2019-07-16 17:31:14,043 ERROR akka.remote.EndpointWriter - dropping message [class akka.actor.ActorSelectionMessage] for non-local recipient [Actor[akka.tcp://flink@flink-job-cluster:6123/]] arriving at [akka.tcp://flink@flink-job-cluster:6123] inbound addresses are [akka.tcp://flink@localhost:6123]

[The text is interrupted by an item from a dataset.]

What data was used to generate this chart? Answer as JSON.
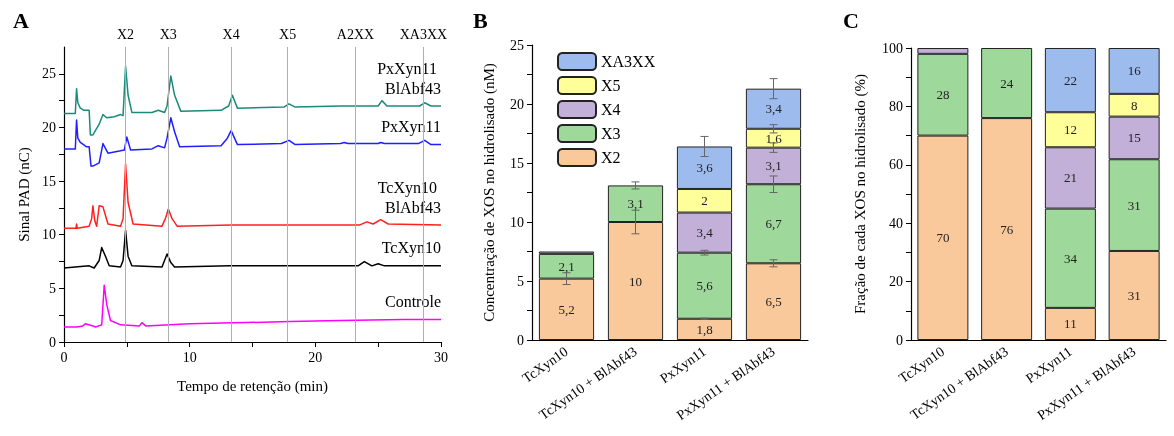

2019-07-16 17:31:26,564 ERROR akka.remote.EndpointWriter - dropping message [class akka.actor.ActorSelectionMessage] for non-local recipient [Actor[akka.tcp://flink@flink-job-cluster:6123/]] arriving at [akka.tcp://flink@flink-job-cluster:6123] inbound addresses are [akka.tcp://flink@localhost:6123]
Not sure why job manager binds to localhost.
PS: Task manager pod could resolve flink-job-cluster
host. Hostname resolved to service ip address.
Root cause of the issue is jobmanager.rpc.address arg value is not applied. Somehow in-line Args was not set into flink global configuration properly. But args passed as multi-line list works fine.